Bayonne Ham seeking expansion in the US
A speciality of the basin of the river Adour in South-West France, Jambon de Bayonne or Bayonne ham is France’s most famous cured ham, and as a result currently accounts for 20% of the country’s production.
Source: Jambon de Bayonne
With its typically delicate and subtle flavours, it is often associated with summer dishes and entertaining. Every summer it has a starring role at the famed Bayonne festival and is always a huge success at this essential annual event for exporters and sellers of local products. “It’s a fantastic opportunity to showcase our product in a relaxed, convivial setting. Our commercial partners will remember this iconic, vibrant, regional festival. They dance and sing until the early hours,” explains Pierre-Emmanuel Brotelande, Director of communications and exports for the Consortium of Bayonne Ham. This year, a delegation of six Americans attended the event, which is testament to the importance of the US market for this sector. Among them was the manager of “Le District”, a large French brasserie in Manhattan and a beacon of French culture in New York.
Source: Fêtes de Bayonne
Adapting to foreign standards
While the Consortium of Bayonne Ham can congratulate itself on selling its first slices of ham abroad in July 2015, it can also be proud of receiving the US health and certificate or agrément, a rare achievement. “We began our journey in 2010 and set up the first training sessions in 2011, with more to follow in 2013 and 2014. 30-40 participants including quality-control managers, American consultants and French veterinary services were trained in French legislation.
Source: Jambon de Bayonne
We also carried out a US pre-audit of around ten Bayonne Ham producers in association with the DGAL (French Directorate General for Food) and FranceAgrimer (part of the French Ministry of Agriculture).

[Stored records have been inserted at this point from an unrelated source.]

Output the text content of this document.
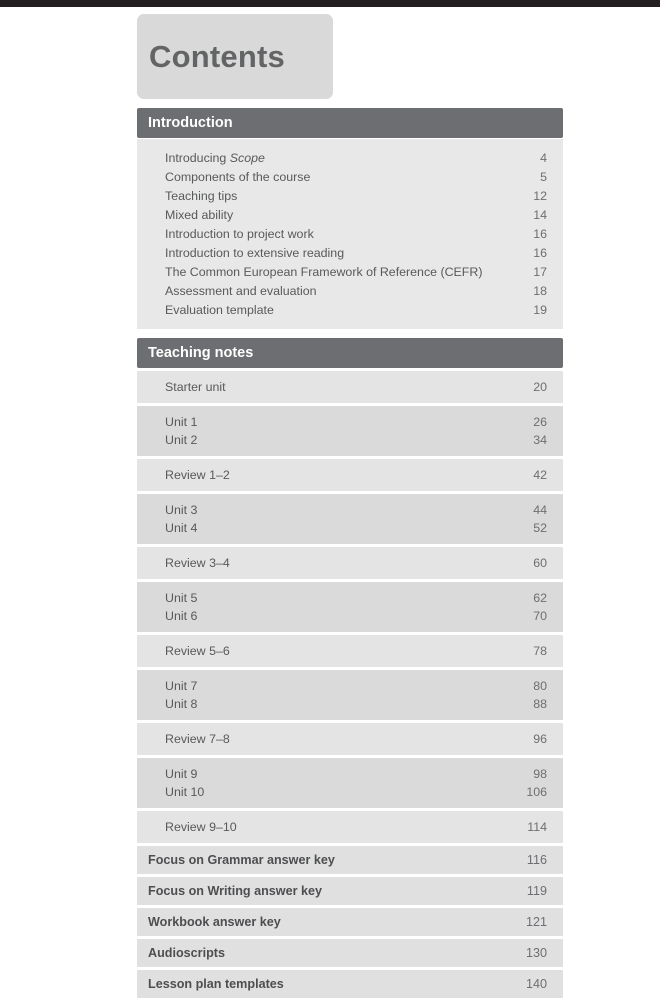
Contents
Introduction
Introducing Scope	4
Components of the course	5
Teaching tips	12
Mixed ability	14
Introduction to project work	16
Introduction to extensive reading	16
The Common European Framework of Reference (CEFR)	17
Assessment and evaluation	18
Evaluation template	19
Teaching notes
Starter unit	20
Unit 1	26
Unit 2	34
Review 1–2	42
Unit 3	44
Unit 4	52
Review 3–4	60
Unit 5	62
Unit 6	70
Review 5–6	78
Unit 7	80
Unit 8	88
Review 7–8	96
Unit 9	98
Unit 10	106
Review 9–10	114
Focus on Grammar answer key	116
Focus on Writing answer key	119
Workbook answer key	121
Audioscripts	130
Lesson plan templates	140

It was a whole-industry process from abattoir through to processing unit,” underlines Pierre-Emmanuel Brotelande. Which serves as a good indication of the necessary steps entailed to export PGI-status products into the US. A year previously, Bayonne Ham was granted its heath and safety certificate to export to China. The commercial prospects are very high – it’s just a matter of it all coming together.
Bayonne Ham – a beacon of French quality
The evolution of the perception and sales of Bayonne Ham has gone from strength to strength, since PGI status in 1998, launching its first exported goods in 2011 and more recently with the opening of the two major markets of the US and China. But there is still a long way to go. Only 10% of sales of this speciality ham cured with Salies-de-Bearn salt, which also has PGI status, are sold abroad, with the objective of reaching 20-25% in the medium term. To this aim, the Consortium will continue to rely on its principal export partners.

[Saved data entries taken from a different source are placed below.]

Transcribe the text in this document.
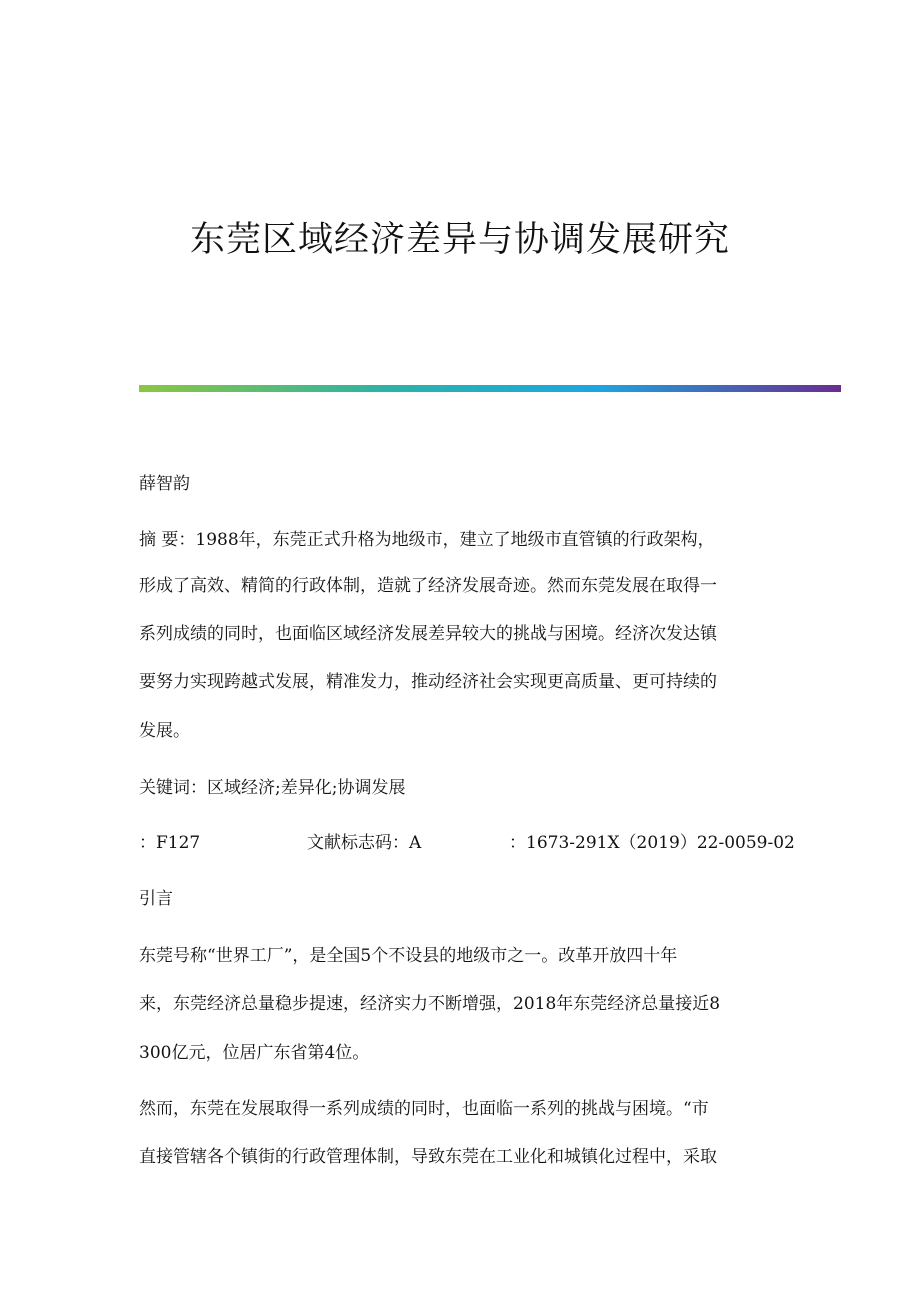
东莞区域经济差异与协调发展研究
薛智韵
摘 要：1988年，东莞正式升格为地级市，建立了地级市直管镇的行政架构，
形成了高效、精简的行政体制，造就了经济发展奇迹。然而东莞发展在取得一
系列成绩的同时，也面临区域经济发展差异较大的挑战与困境。经济次发达镇
要努力实现跨越式发展，精准发力，推动经济社会实现更高质量、更可持续的
发展。
关键词：区域经济;差异化;协调发展
：F127	文献标志码：A	：1673-291X（2019）22-0059-02
引言
东莞号称“世界工厂”，是全国5个不设县的地级市之一。改革开放四十年
来，东莞经济总量稳步提速，经济实力不断增强，2018年东莞经济总量接近8
300亿元，位居广东省第4位。
然而，东莞在发展取得一系列成绩的同时，也面临一系列的挑战与困境。“市
直接管辖各个镇街的行政管理体制，导致东莞在工业化和城镇化过程中，采取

While Europe currently dominates exports (85-90%), with Germany and Belgium its major proponents, non-European countries are coming on board. “Sales have got off to a flying start in the US and it would not be beyond the realms of possibility over the next two to three years for it to become one of our major markets,” explains Pierre-Emmanuel Brotelande. This success is also down to the positive image commanded by French products in foreign markets. “French provenance is an important guarantee of food health and security and flavour, which is in our every interest to promote. We might not fully grasp the extent, but France commands an extremely positive image around the world. Made in France is highly evocative and stirs many positive associations, notably pleasure, conviviality, quality and flavour. It’s a huge asset,” concludes the Director of communications for the Consortium of Bayonne Ham.
Given the expertise of the French charcuterie sector, the future is looking bright. A carefully tailored approach to the requirements of each market, coupled with promoting the sector’s rich heritage are inherent to its success. Not forgetting innovation. Case in point, in South Korea Bayonne Ham is savoured with sushi and chopsticks!